We picture a portfolio manager diligently researching stocks and other securities and making purchases that are going to provide the best possible returns. In exchange for all this hard work, they are rewarded with management fees paid by clients.

But some portfolio managers take the “easy” way out, or they want to use something more reliable than their own best judgment, so they turn to closet indexing. Just like hiding in a closet or doing something behind closed doors, the portfolio manager claims to be purchasing a variety of investments, but is really going along with an underlying benchmark index such as the S&P 500. Kind of like those whose March Madness brackets are almost identical to what’s published in Sports Illustrated.
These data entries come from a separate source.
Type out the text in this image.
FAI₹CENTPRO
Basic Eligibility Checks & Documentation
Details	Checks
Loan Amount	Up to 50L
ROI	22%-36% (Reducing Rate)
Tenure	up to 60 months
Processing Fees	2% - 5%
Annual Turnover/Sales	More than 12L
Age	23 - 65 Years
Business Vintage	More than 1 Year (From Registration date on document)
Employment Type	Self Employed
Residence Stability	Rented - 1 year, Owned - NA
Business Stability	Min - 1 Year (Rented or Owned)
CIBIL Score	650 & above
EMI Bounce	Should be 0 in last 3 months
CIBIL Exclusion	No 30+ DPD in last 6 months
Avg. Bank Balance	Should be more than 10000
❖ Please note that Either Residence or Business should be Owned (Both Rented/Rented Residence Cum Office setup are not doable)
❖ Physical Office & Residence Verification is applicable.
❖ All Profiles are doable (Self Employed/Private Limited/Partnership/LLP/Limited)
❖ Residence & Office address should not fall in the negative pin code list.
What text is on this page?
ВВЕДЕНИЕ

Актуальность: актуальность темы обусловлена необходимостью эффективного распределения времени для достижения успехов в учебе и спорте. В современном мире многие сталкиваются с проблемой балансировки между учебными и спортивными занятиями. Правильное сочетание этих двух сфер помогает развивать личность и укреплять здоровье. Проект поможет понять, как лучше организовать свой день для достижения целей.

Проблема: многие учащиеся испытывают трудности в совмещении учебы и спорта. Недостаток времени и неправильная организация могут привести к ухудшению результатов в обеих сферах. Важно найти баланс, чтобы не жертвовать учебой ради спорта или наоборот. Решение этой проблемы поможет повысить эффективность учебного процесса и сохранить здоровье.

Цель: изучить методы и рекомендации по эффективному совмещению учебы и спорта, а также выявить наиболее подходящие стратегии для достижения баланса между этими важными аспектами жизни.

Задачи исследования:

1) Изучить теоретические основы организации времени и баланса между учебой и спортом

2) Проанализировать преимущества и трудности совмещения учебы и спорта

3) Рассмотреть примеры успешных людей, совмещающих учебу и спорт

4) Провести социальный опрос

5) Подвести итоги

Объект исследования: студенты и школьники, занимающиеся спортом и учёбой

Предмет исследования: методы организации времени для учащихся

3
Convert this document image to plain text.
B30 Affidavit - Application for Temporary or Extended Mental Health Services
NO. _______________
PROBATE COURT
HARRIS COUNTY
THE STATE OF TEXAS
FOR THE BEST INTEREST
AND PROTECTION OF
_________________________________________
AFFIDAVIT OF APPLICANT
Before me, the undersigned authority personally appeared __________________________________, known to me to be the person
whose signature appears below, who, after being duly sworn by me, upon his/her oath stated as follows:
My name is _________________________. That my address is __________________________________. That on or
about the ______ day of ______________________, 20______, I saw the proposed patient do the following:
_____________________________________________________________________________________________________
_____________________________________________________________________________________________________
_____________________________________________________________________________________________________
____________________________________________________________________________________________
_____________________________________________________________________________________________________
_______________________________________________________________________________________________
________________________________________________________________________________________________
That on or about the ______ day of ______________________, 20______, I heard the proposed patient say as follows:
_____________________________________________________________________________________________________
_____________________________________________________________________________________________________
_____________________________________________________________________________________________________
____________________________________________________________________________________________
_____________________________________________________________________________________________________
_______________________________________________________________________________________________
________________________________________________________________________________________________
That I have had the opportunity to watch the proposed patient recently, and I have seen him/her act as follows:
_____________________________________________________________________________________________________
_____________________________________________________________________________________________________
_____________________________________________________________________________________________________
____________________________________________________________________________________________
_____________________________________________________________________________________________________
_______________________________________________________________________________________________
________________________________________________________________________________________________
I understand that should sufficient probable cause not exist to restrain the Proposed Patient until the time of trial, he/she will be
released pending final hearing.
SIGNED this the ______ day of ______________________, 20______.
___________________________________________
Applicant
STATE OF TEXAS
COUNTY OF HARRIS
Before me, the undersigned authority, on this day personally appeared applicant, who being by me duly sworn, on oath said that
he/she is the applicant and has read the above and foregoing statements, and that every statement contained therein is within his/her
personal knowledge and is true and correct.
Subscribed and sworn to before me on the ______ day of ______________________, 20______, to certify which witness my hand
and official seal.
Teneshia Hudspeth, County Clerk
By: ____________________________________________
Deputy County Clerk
Perhaps the reason some managers resort to this is they’ve had several years of poor results and don’t want their company or their clients to lose confidence in their abilities. Portfolio managers are also fiercely competing with “passive management,” where the portfolio matches a market index, known as index funds. Active management funds almost always underperform passive management ones, because they need to achieve a higher return to make up for their higher management fees and trading costs.

So it’s no wonder that portfolio managers turn to closet indexing. But investors are not too happy to find out closet indexing has been going on since they have been paying higher fees, when they could have just invested in an index fund. There is tracking software that measures the percentage of holdings in a fund’s portfolio that differs from the fund’s benchmark index. Called “active share,” if a portfolio has between 20% and 60% that is different, it is believed to be a closet indexer.

In 2018, the New York Attorney General reached an agreement with 13 major fund firms to voluntarily disclose how much closet indexing they do and how much they actively manage their equity funds. Each firm will now come out of the closet and post on their website the active share of funds on a quarterly basis.